Debugging mysterious Sidekiq shutdowns

Sidekiq is our background job processor of choice at Sutro. It's perfect for sending emails asynchronously, or performing long-running tasks (for example, jobs with lots of network I/O). However, we recently ran into issues with our Sidekiq process on our server repeatedly crashing, and the cause ended up being something we'd never run into before.

The bug

We use Capistrano for deploying code to our servers (this project happened to use a new droplet on DigitalOcean). As part of our configuration, we have a set of custom Capistrano tasks that restart Sidekiq on each deploy. Our Sidekiq configuration specifies a pidfile where Sidekiq writes its process ID on startup, and our Capistrano tasks use the contents of this file to call kill -s USR1 on the process when we deploy.

One day, our Capistrano deployments started failing within the Sidekiq tasks with a message like:

kill: kill 18576 failed: no such process

Upon ssh'ing into the server, we could see that the pidfile still existed and contained the process ID, but no Sidekiq process was running! Trying to run kill on this non-existent process was failing, and breaking our deploys.

At first, we attempted to brush this aside - we removed the now-obsolete pidfile and restarted Sidekiq. Things appeared to run smoothly for anywhere from 5 to 30 minutes, and then the Sidekiq process would die again. We carefully watched the Sidekiq logs and web dashboard, but never saw any sign of an exception or a crash; it simply processed jobs for a while and then shut down without a peep.

This was a complete mystery - a crash inside a worker should never crash the main Sidekiq processor (it will retry or go to the Dead Job Queue), and we were pretty confident that Sidekiq correctly removed its own pidfile on shutdown.

Now, based on the clues, a more experienced sysadmin than myself may immediately recognize the issue here. However, it took us a fair amount of hair pulling to eventually hypothesize that since our jobs perform large numbers of external HTTP requests, Sidekiq was eventually just choking and running out of memory. This seemed plausible, and it took us a bit more googling to find out how to debug out-of-memory (OOM) conditions.
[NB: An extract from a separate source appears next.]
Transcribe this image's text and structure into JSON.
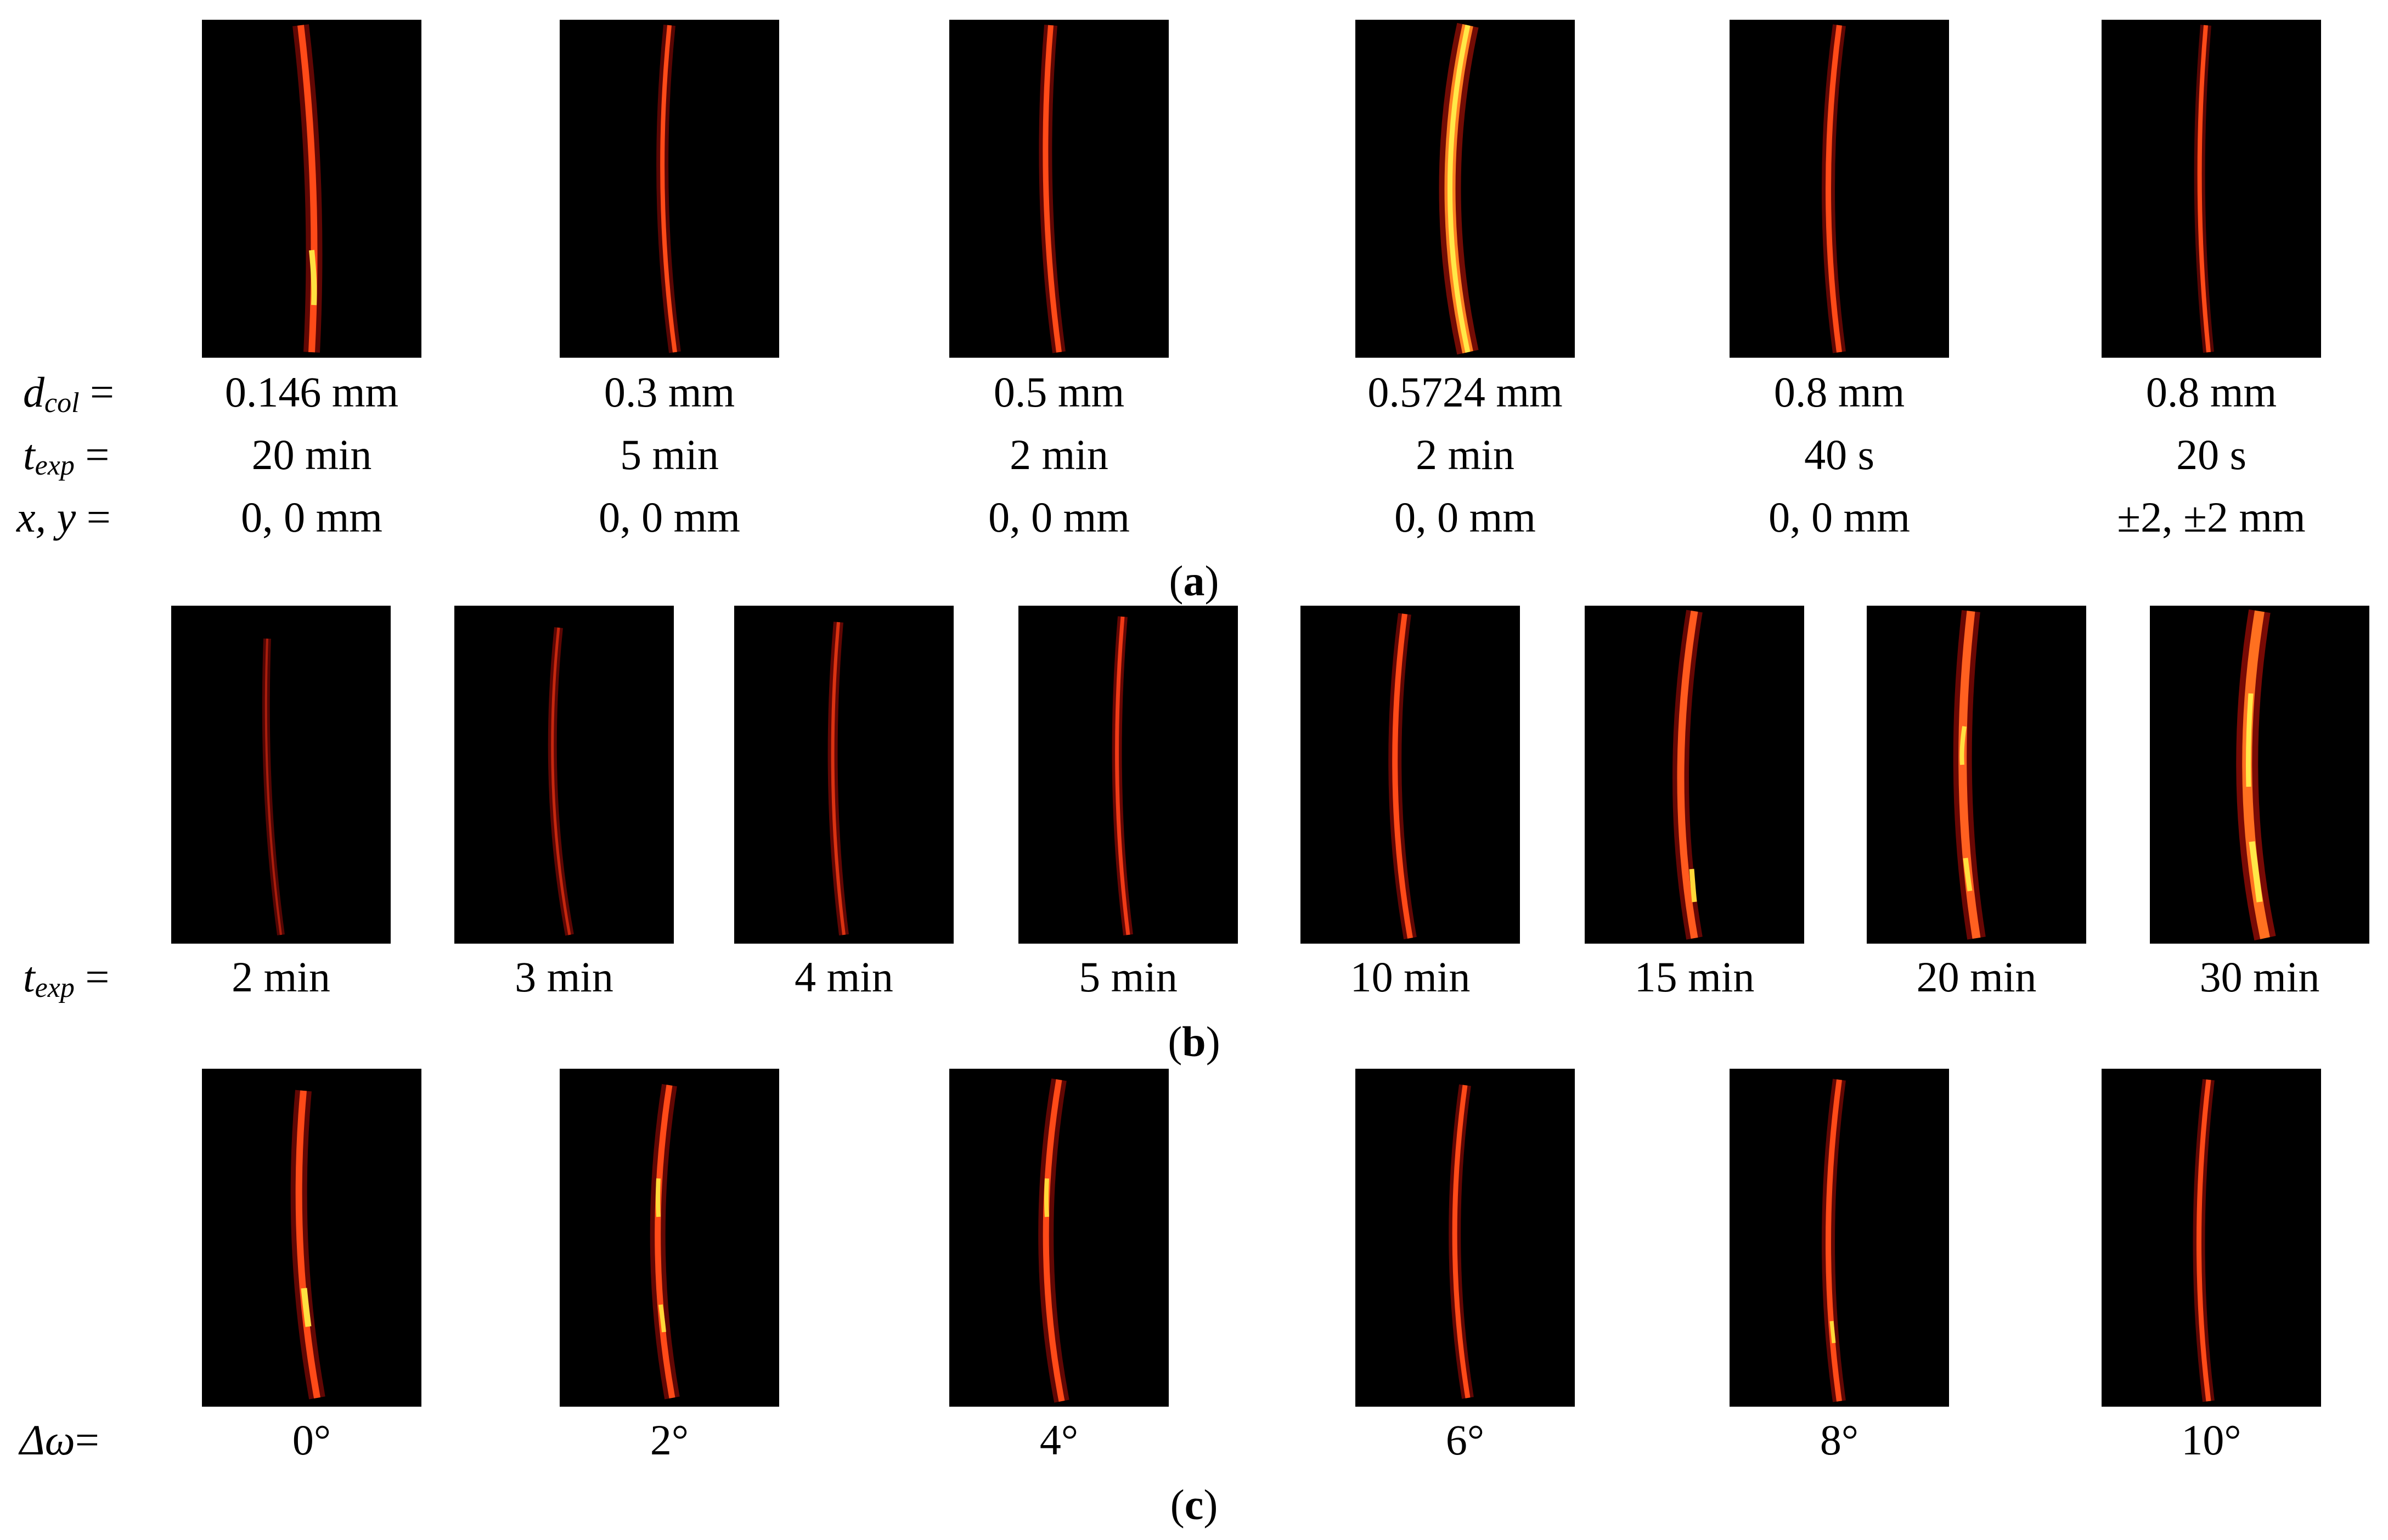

This StackOverflow answer ended up being our savior - here's the magic line:

dmesg | egrep -i 'killed process'

We ran this and immediately saw

[102335.319388] Killed process 6567 (ruby) total-vm:1333004kB, anon-rss:355088kB, file-rss:688kB

Aha! This confirmed our hypothesis - on startup, Sidekiq was starting some number of jobs, workers were firing off a huge number of HTTP requests, running out of memory, and being terminated by the Linux OOM Killer.

The OOM Killer

If your system starts running desperately low on memory, it's the OOM Killer's job to step in and choose a process to shoot in the head using a set of heuristics (the "badness score") in an attempt to recover memory. This is why we were seeing the "zombie" Sidekiq pidfile - our Sidekiq process had the highest badness score, and was being forcibly shut down without a chance to clean up after itself. We highly recommend this article for more details about the OOM Killer.
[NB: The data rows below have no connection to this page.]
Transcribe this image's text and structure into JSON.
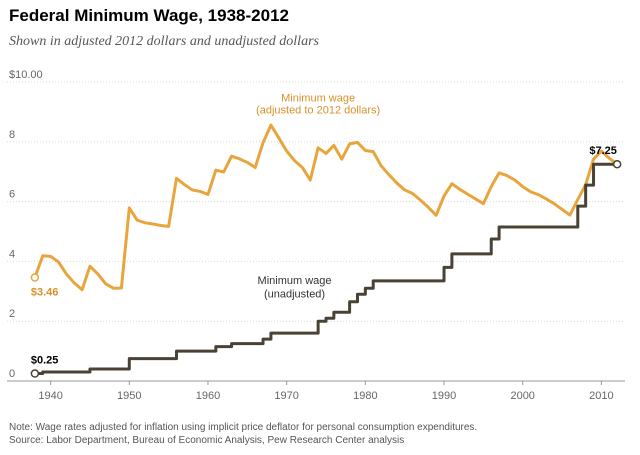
{
  "chart_data": {
    "type": "line",
    "title": "Federal Minimum Wage, 1938-2012",
    "subtitle": "Shown in adjusted 2012 dollars and unadjusted dollars",
    "xlabel": "",
    "ylabel": "",
    "xlim": [
      1937,
      2013
    ],
    "ylim": [
      0,
      10
    ],
    "y_ticks": [
      {
        "value": 0,
        "label": "0"
      },
      {
        "value": 2,
        "label": "2"
      },
      {
        "value": 4,
        "label": "4"
      },
      {
        "value": 6,
        "label": "6"
      },
      {
        "value": 8,
        "label": "8"
      },
      {
        "value": 10,
        "label": "$10.00"
      }
    ],
    "x_ticks": [
      {
        "value": 1940,
        "label": "1940"
      },
      {
        "value": 1950,
        "label": "1950"
      },
      {
        "value": 1960,
        "label": "1960"
      },
      {
        "value": 1970,
        "label": "1970"
      },
      {
        "value": 1980,
        "label": "1980"
      },
      {
        "value": 1990,
        "label": "1990"
      },
      {
        "value": 2000,
        "label": "2000"
      },
      {
        "value": 2010,
        "label": "2010"
      }
    ],
    "grid": "horizontal",
    "series": [
      {
        "name": "Minimum wage (adjusted to 2012 dollars)",
        "label_lines": [
          "Minimum wage",
          "(adjusted to 2012 dollars)"
        ],
        "color": "#e8a53d",
        "step": false,
        "x": [
          1938,
          1939,
          1940,
          1941,
          1942,
          1943,
          1944,
          1945,
          1946,
          1947,
          1948,
          1949,
          1950,
          1951,
          1952,
          1953,
          1954,
          1955,
          1956,
          1957,
          1958,
          1959,
          1960,
          1961,
          1962,
          1963,
          1964,
          1965,
          1966,
          1967,
          1968,
          1969,
          1970,
          1971,
          1972,
          1973,
          1974,
          1975,
          1976,
          1977,
          1978,
          1979,
          1980,
          1981,
          1982,
          1983,
          1984,
          1985,
          1986,
          1987,
          1988,
          1989,
          1990,
          1991,
          1992,
          1993,
          1994,
          1995,
          1996,
          1997,
          1998,
          1999,
          2000,
          2001,
          2002,
          2003,
          2004,
          2005,
          2006,
          2007,
          2008,
          2009,
          2010,
          2011,
          2012
        ],
        "values": [
          3.46,
          4.19,
          4.17,
          3.98,
          3.58,
          3.28,
          3.05,
          3.84,
          3.58,
          3.25,
          3.1,
          3.11,
          5.79,
          5.38,
          5.29,
          5.25,
          5.2,
          5.17,
          6.78,
          6.57,
          6.39,
          6.34,
          6.24,
          7.05,
          6.99,
          7.52,
          7.43,
          7.31,
          7.14,
          7.97,
          8.56,
          8.13,
          7.69,
          7.37,
          7.14,
          6.72,
          7.8,
          7.61,
          7.88,
          7.42,
          7.93,
          7.98,
          7.71,
          7.67,
          7.2,
          6.9,
          6.62,
          6.39,
          6.27,
          6.05,
          5.81,
          5.54,
          6.19,
          6.6,
          6.41,
          6.25,
          6.09,
          5.93,
          6.5,
          6.96,
          6.87,
          6.72,
          6.5,
          6.33,
          6.23,
          6.09,
          5.93,
          5.74,
          5.55,
          6.07,
          6.57,
          7.42,
          7.69,
          7.45,
          7.25
        ],
        "end_labels": [
          {
            "x": 1938,
            "text": "$3.46",
            "position": "below"
          }
        ]
      },
      {
        "name": "Minimum wage (unadjusted)",
        "label_lines": [
          "Minimum wage",
          "(unadjusted)"
        ],
        "color": "#4a4335",
        "step": true,
        "x": [
          1938,
          1939,
          1940,
          1941,
          1942,
          1943,
          1944,
          1945,
          1946,
          1947,
          1948,
          1949,
          1950,
          1951,
          1952,
          1953,
          1954,
          1955,
          1956,
          1957,
          1958,
          1959,
          1960,
          1961,
          1962,
          1963,
          1964,
          1965,
          1966,
          1967,
          1968,
          1969,
          1970,
          1971,
          1972,
          1973,
          1974,
          1975,
          1976,
          1977,
          1978,
          1979,
          1980,
          1981,
          1982,
          1983,
          1984,
          1985,
          1986,
          1987,
          1988,
          1989,
          1990,
          1991,
          1992,
          1993,
          1994,
          1995,
          1996,
          1997,
          1998,
          1999,
          2000,
          2001,
          2002,
          2003,
          2004,
          2005,
          2006,
          2007,
          2008,
          2009,
          2010,
          2011,
          2012
        ],
        "values": [
          0.25,
          0.3,
          0.3,
          0.3,
          0.3,
          0.3,
          0.3,
          0.4,
          0.4,
          0.4,
          0.4,
          0.4,
          0.75,
          0.75,
          0.75,
          0.75,
          0.75,
          0.75,
          1.0,
          1.0,
          1.0,
          1.0,
          1.0,
          1.15,
          1.15,
          1.25,
          1.25,
          1.25,
          1.25,
          1.4,
          1.6,
          1.6,
          1.6,
          1.6,
          1.6,
          1.6,
          2.0,
          2.1,
          2.3,
          2.3,
          2.65,
          2.9,
          3.1,
          3.35,
          3.35,
          3.35,
          3.35,
          3.35,
          3.35,
          3.35,
          3.35,
          3.35,
          3.8,
          4.25,
          4.25,
          4.25,
          4.25,
          4.25,
          4.75,
          5.15,
          5.15,
          5.15,
          5.15,
          5.15,
          5.15,
          5.15,
          5.15,
          5.15,
          5.15,
          5.85,
          6.55,
          7.25,
          7.25,
          7.25,
          7.25
        ],
        "end_labels": [
          {
            "x": 1938,
            "text": "$0.25",
            "position": "above"
          },
          {
            "x": 2012,
            "text": "$7.25",
            "position": "above"
          }
        ]
      }
    ]
  },
  "footer": {
    "note": "Note: Wage rates adjusted for inflation using implicit price deflator for personal consumption expenditures.",
    "source": "Source: Labor Department, Bureau of Economic Analysis, Pew Research Center analysis"
  }
}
As mentioned, we used dmesg to find the log message from the OOM killer. You can find more verbose output in syslog at /var/log/syslog - the full output is too long to post here, but here's ours in a gist for those interested.

Defeating the OOM Killer

Unfortunately, we don't have a concrete list of suggestions to prevent this from ever happening. In our case, we found that our server had accidentally been provisioned with a woefully small amount of RAM, so we'll be re-provisioning and tuning the concurrency setting in our Sidekiq configuration. Our jobs still need to perform large numbers of HTTP requests - while we don't have a drop-in solution yet we at least know how to debug out-of-memory conditions for the future ;)

In any case, a process monitoring system like supervisord or God may be useful, although that's an area we don't have much experience with. If you have a favorite, let us know!